Using Subnet Masks to Create IP Subnets

  Subnet masks are used to divide networks into smaller, more manageable groups of hosts known as subnets. Subnetting is a scheme for imposing a hierarchy on hosts on a single physical network. The usual practice is to use the first few bits in the host portion of the network address for a subnet field. RFC 950, Internet Standard Subnetting Procedure, describes subnetting.

  A subnet mask identifies the subnet field of a network address. This mask is a 32-bit number written in dotted decimal notation with all 1s (ones) in the network and subnet portions of the address, and all 0s (zeros) in the host portion. This scheme allows for the identification of the host portion of any address on the network.

  Table A-3 shows the subnet masks you can use to divide a class C network into subnets.

  Table A-3 Subnet Masks for a Class C Network  

 

Length (Subnet Bits)	Number of Subnets	Number of Hosts per Subnet	Hexadecimal Subnet Mask	Dotted Decimal Subnet Mask
24	1	254	0xffffff00	255.255.255.0
25	2	126	0xffffff80	255.255.255.128
26	4	62	0xffffffc0	255.255.255.192
27	8	30	0xffffffe0	255.255.255.224
28	16	14	0xfffffff0	255.255.255.240
29	32	6	0xfffffff8	255.255.255.248
30	64	2	0xfffffffc	255.255.255.252
32	256	1	0xffffffff	255.255.255.255

 

Subnetting, Routing, and VLSMs

  Routers and hosts can use the subnet field for routing. The rules for routing on subnets are identical to the rules for routing on networks.

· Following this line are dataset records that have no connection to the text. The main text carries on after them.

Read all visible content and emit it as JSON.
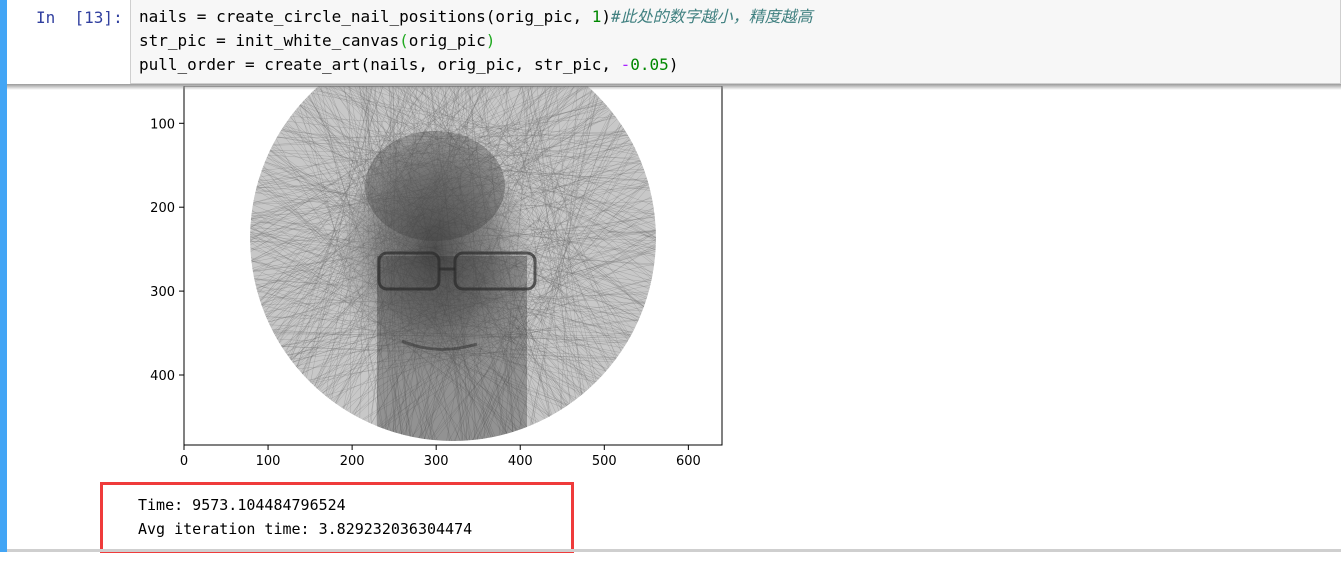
{
  "cell": {
    "prompt": "In  [13]:",
    "code": {
      "line1_prefix": "nails = create_circle_nail_positions(orig_pic, ",
      "line1_num": "1",
      "line1_close": ")",
      "line1_comment": "#此处的数字越小，精度越高",
      "line2_prefix": "str_pic = init_white_canvas",
      "line2_open": "(",
      "line2_arg": "orig_pic",
      "line2_close": ")",
      "line3_prefix": "pull_order = create_art(nails, orig_pic, str_pic, ",
      "line3_op": "-",
      "line3_num": "0.05",
      "line3_close": ")"
    }
  },
  "plot": {
    "y_ticks": [
      "100",
      "200",
      "300",
      "400"
    ],
    "x_ticks": [
      "0",
      "100",
      "200",
      "300",
      "400",
      "500",
      "600"
    ]
  },
  "output": {
    "time_line": "Time: 9573.104484796524",
    "avg_line": "Avg iteration time: 3.829232036304474"
  },
  "colors": {
    "accent_bar": "#42a5f5",
    "highlight_box": "#ef3b3b",
    "prompt_color": "#303f9f"
  }
}
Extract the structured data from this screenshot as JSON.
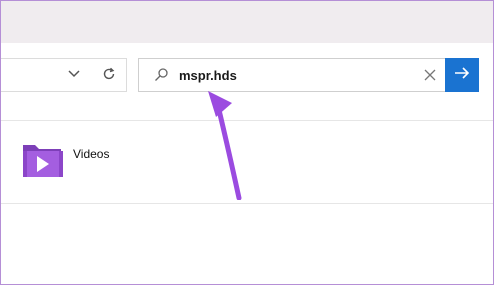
{
  "search": {
    "value": "mspr.hds",
    "placeholder": ""
  },
  "items": [
    {
      "label": "Videos",
      "icon": "video-folder-icon"
    }
  ],
  "colors": {
    "accent": "#1a73d1",
    "annotation": "#9b4be0",
    "frame": "#b58fd6"
  }
}
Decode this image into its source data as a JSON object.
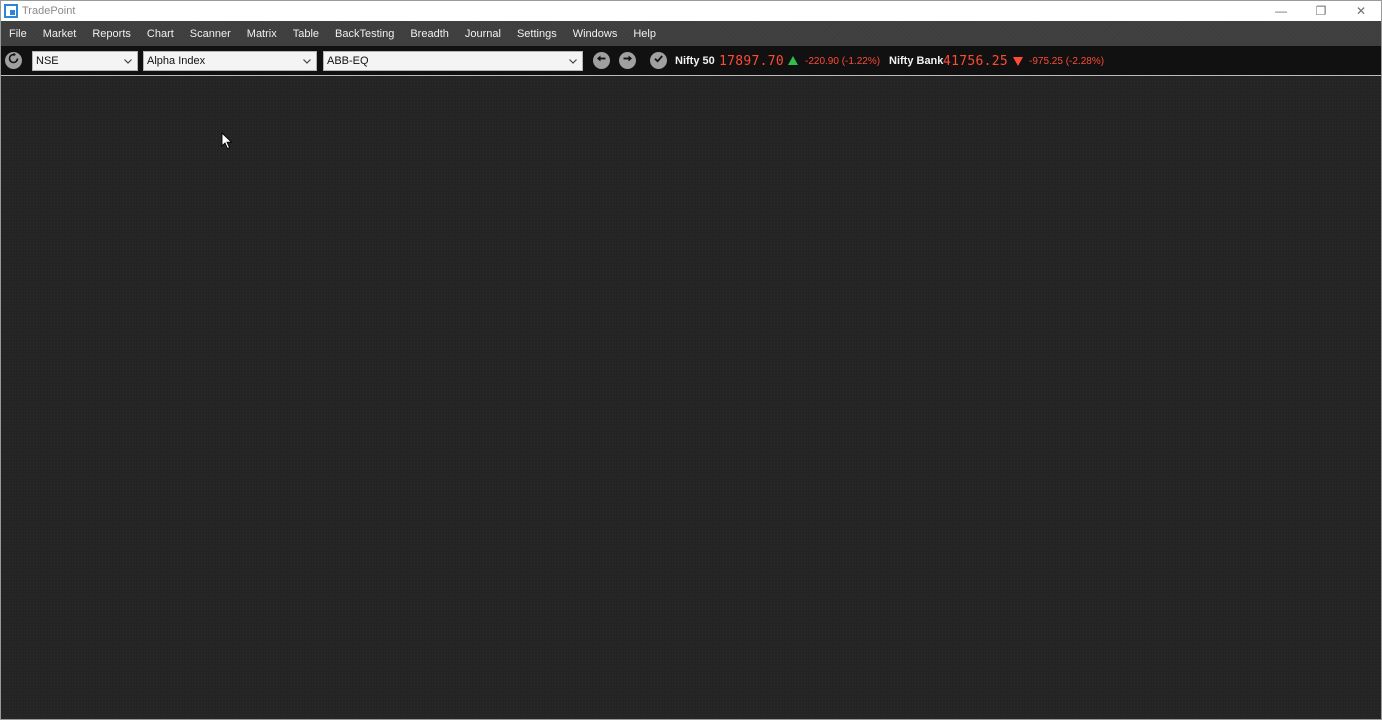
{
  "window": {
    "title": "TradePoint",
    "controls": [
      "—",
      "❐",
      "✕"
    ]
  },
  "menu": [
    "File",
    "Market",
    "Reports",
    "Chart",
    "Scanner",
    "Matrix",
    "Table",
    "BackTesting",
    "Breadth",
    "Journal",
    "Settings",
    "Windows",
    "Help"
  ],
  "toolbar": {
    "exchange": "NSE",
    "sort": "Alpha Index",
    "symbol": "ABB-EQ",
    "icons": {
      "refresh": "refresh-icon",
      "back": "arrow-left-icon",
      "forward": "arrow-right-icon",
      "confirm": "check-icon"
    }
  },
  "indices": [
    {
      "name": "Nifty 50",
      "value": "17897.70",
      "change": "-220.90 (-1.22%)",
      "direction": "up"
    },
    {
      "name": "Nifty Bank",
      "value": "41756.25",
      "change": "-975.25 (-2.28%)",
      "direction": "down"
    }
  ],
  "colors": {
    "negative": "#ff4a35",
    "up_arrow": "#2fbf4a",
    "menu_bg": "#3e3e3e",
    "toolbar_bg": "#111111",
    "workspace_bg": "#242424"
  }
}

  Releases before ComOS 3.5.  Before ComOS 3.5, correct routing required all subnets of a network to be physically contiguous. The network must be set up so that it does not require traffic between any two subnets to cross another network. Also, RFC 950 implicitly requires that all subnets of a network have the same number of bits in the subnet field. As a result, ComOS releases before ComOS 3.5 require the use of the same subnet mask for all subnets of a network. ComOS used the value of 255.255.255.255 for the user's Framed-IP-Netmask regardless of the value of the attribute.

  ComOS 3.5 and Later Releases.  ComOS 3.5 and subsequent releases support variable-length subnet masks (VLSMs); therefore, the restrictions in earlier ComOS releases no longer apply. The subnets of a network need not be physically contiguous and can have subnet masks of different lengths.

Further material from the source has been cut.